We sometimes look for qualities in searching for the “right person” to have a “meaningful” relationship with. If all the person has is one or two minute qualities, it doesn’t mean that you’re going to find the rest of them all too agreeable, as I found out through a little experience…

Adventures in Short Term Relationships
After a few months of this so called casual dating, that is to say going out on a date with one person on one night and another person on another night, I have come to realize that I am extraordinarily picky when it comes to this whole dating thing. How picky can one person be? I mean, this is just dating – it’s not like I’m going to be marrying the people I’m going out with? Ah, but that’s where the problem lies. 

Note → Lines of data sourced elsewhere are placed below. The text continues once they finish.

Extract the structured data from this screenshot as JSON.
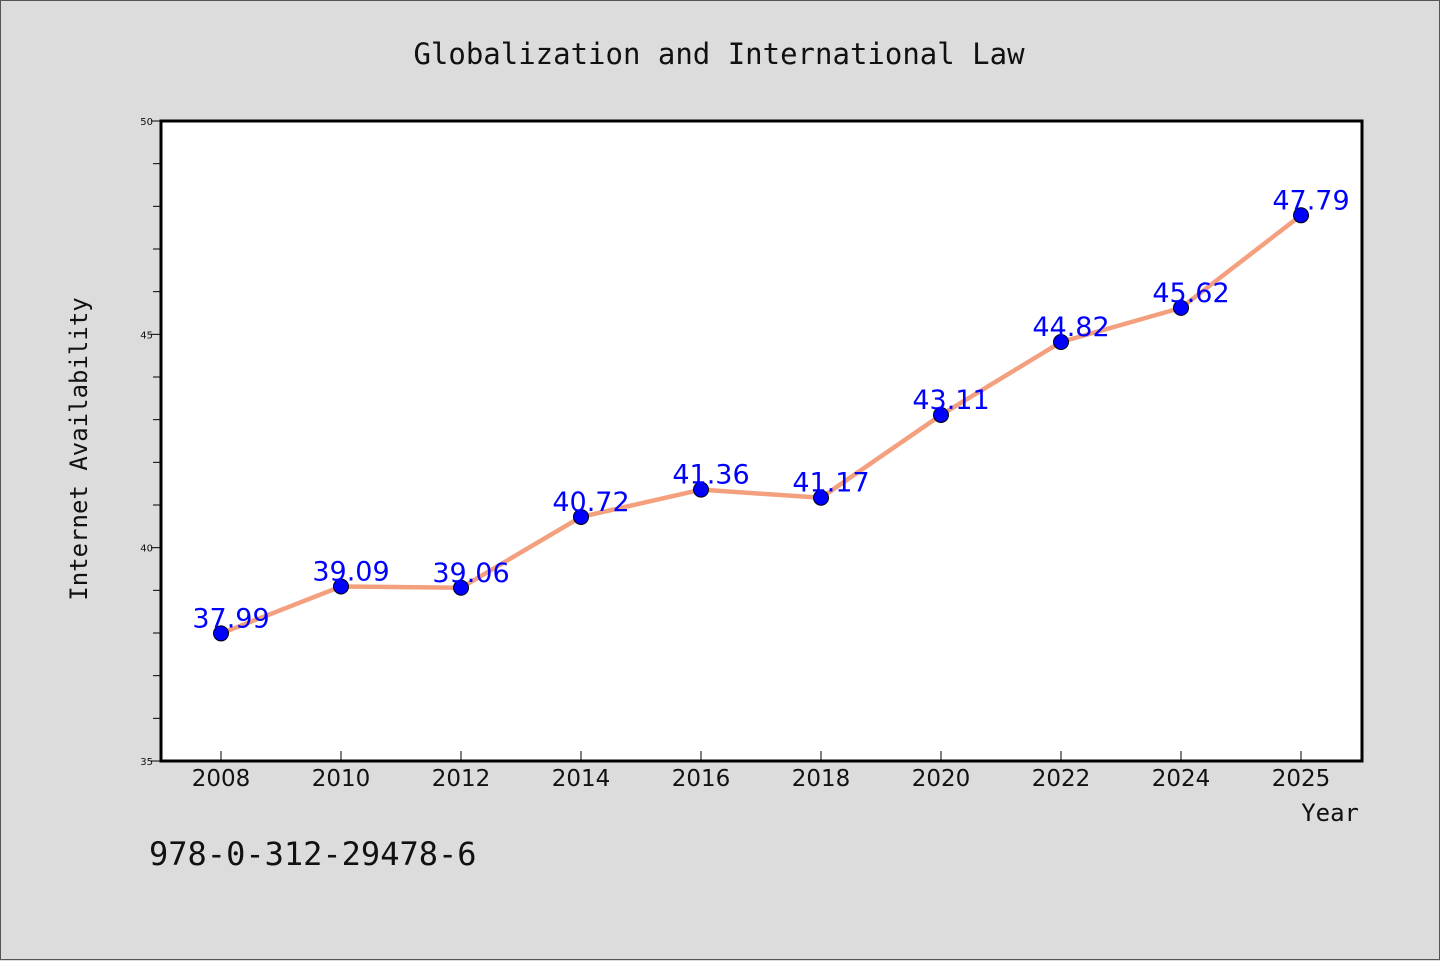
{
  "chart_data": {
    "type": "line",
    "title": "Globalization and International Law",
    "xlabel": "Year",
    "ylabel": "Internet Availability",
    "categories": [
      "2008",
      "2010",
      "2012",
      "2014",
      "2016",
      "2018",
      "2020",
      "2022",
      "2024",
      "2025"
    ],
    "series": [
      {
        "values": [
          37.99,
          39.09,
          39.06,
          40.72,
          41.36,
          41.17,
          43.11,
          44.82,
          45.62,
          47.79
        ],
        "data_labels": [
          "37.99",
          "39.09",
          "39.06",
          "40.72",
          "41.36",
          "41.17",
          "43.11",
          "44.82",
          "45.62",
          "47.79"
        ]
      }
    ],
    "ylim": [
      35,
      50
    ],
    "yticks": [
      35,
      40,
      45,
      50
    ],
    "y_tick_labels": [
      "35",
      "40",
      "45",
      "50"
    ],
    "grid": false,
    "colors": {
      "line": "#f4a07f",
      "marker": "#0000ff",
      "label": "#0000ff"
    }
  },
  "footer_text": "978-0-312-29478-6"
}
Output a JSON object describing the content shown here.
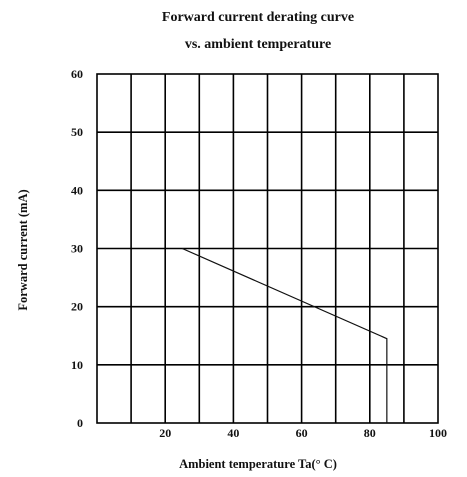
{
  "chart_data": {
    "type": "line",
    "title": "Forward current derating curve",
    "subtitle": "vs. ambient temperature",
    "xlabel": "Ambient temperature Ta(° C)",
    "ylabel": "Forward current (mA)",
    "xlim": [
      0,
      100
    ],
    "ylim": [
      0,
      60
    ],
    "x_ticks": [
      20,
      40,
      60,
      80,
      100
    ],
    "y_ticks": [
      0,
      10,
      20,
      30,
      40,
      50,
      60
    ],
    "grid": true,
    "series": [
      {
        "x": [
          25,
          85,
          85
        ],
        "y": [
          30,
          14.5,
          0
        ]
      }
    ]
  }
}
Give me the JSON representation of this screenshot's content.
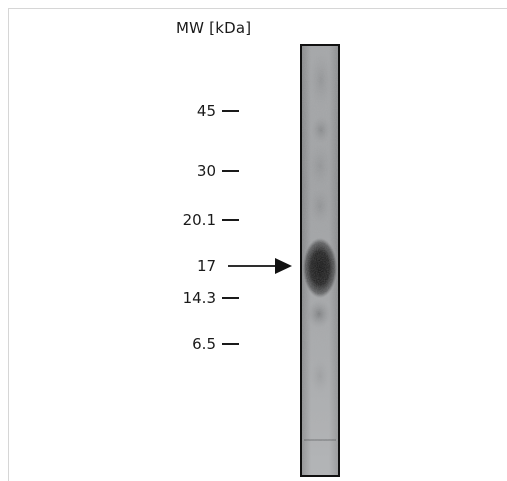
{
  "header": {
    "mw_label": "MW [kDa]"
  },
  "markers": [
    {
      "label": "45"
    },
    {
      "label": "30"
    },
    {
      "label": "20.1"
    },
    {
      "label": "14.3"
    },
    {
      "label": "6.5"
    }
  ],
  "arrow": {
    "label": "17"
  },
  "colors": {
    "ink": "#1a1a1a",
    "lane_background": "#a9abad",
    "band": "#141414"
  }
}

In my mind, no matter how insignificant or small the date may be, there is always the chance in my mind that things may go in a certain direction with the person that I am with, and then what? I don’t want to just be with someone because they want to be with me. I’ve found out that this is a terrible way of going about doing things, at least for me, because then I just find myself saying yes to any meshuganah that can find my telephone. 

You don’t want yourself saying yes to just anyone – you’re denying yourself any power of choice, and generally are treating yourself like you are so low that any indication of attraction from a person will get you on the train to happiness, at least for a day or two. You don’t realize that you’re on the this-person-is-not-right-for-me train until after you have already pulled out of the station and the emergency brake refuses to budge.

Don’t look for just one quality
Let’s say that you find blonde people to be particularly not that attractive, and you only find yourself attracted to people who have dark red hair, wear oval shaped glasses, and who wear sweater type vests on a regular basis. 

Does that mean that a person who fits all of these superficial qualities will necessarily be a good match for you? Not at all. I think that the description “superficial” before “qualities” should be somewhat of a hint of this. 

Okay, so the person looks like what you ideally might find yourself attracted to… now, at least. Next week you might realize that dark red hair is really a turn off, and you actually find purple hair in pig tails to be titillating. It doesn’t even have to necessarily be a minute physical characteristic that you find yourself obsessed with. For the longest time I thought that surely if someone I was interested in enjoyed the music of a certain Vermont rock quartet, it would necessarily mean that we would have a good relationship. Maybe you think that the only way you can get along with someone is if they are just as obsessed with Swedish cinema as you are. I’m afraid to say that this just isn’t enough.

Superficial physical qualities?
Nothing is wrong with superficial physical qualities per se – it just isn’t the best way to find yourself in a meaningful relationship. For example, I was interested in this one woman a month ago. She was short, petite, wore glasses, and loved New York City just as much as I did. I thought that surely something would work out of that. 

Did it? 

Alas, nothing worked out from that. 

We went to a museum but ended up rushing past the bulk of the exhibits without spending any time looking at anything. We ate dinner together, and she continually pointed out celebrities or people that looked like celebrities. At some point she mentioned that she wanted to marry someone that was rich, famous, or perhaps a combination of the two. It was right around then that I started to think that things were not going to work out – after all, I write. The field is not known to induce great wealth outside of an extremely tiny fraction of those involved in it. Sometimes that wealth even comes posthumously, and you can’t exactly marry a dead person. 

Further misadventures: I thought for sure that if I dated a nice Jewish woman, things would somehow work out. I’ve somehow never managed to find myself in serious relationships with women of my own faith, for some unfortunate reason. A little more than a week ago, after some flirting from both sides, I started dating a person who seemed to be quite nice. She was Jewish too, which I thought would surely help things along somehow. 

Just last night, it came to a screeching halt – I suggested that perhaps we would get along better as friends. It just wasn’t going to work out, or so I thought. Again, I wasn’t looking at the person as a whole – I just thought that hey, she’s Jewish, that’s what I’m looking for… bad idea.

Conclusion
Some advice from someone who knows not a bit about dating: Go not just for that thing you are fascinated with, be it a streak of white hair in a field of dark black, or six foot two lanky Romanian American Jewish types. Go on multiple dates, yes, with the very same person before determining that you want to get into a potentially serious relationship with them. Find out what interests them, what they care about, etc. Remember: it doesn’t count as a serious relationship if it lasts less than a week. Get to know a person before you start going out, and you’ll find yourself in fewer of those “non-counting” relationships. Maybe we can get the divorce rate down too, that way.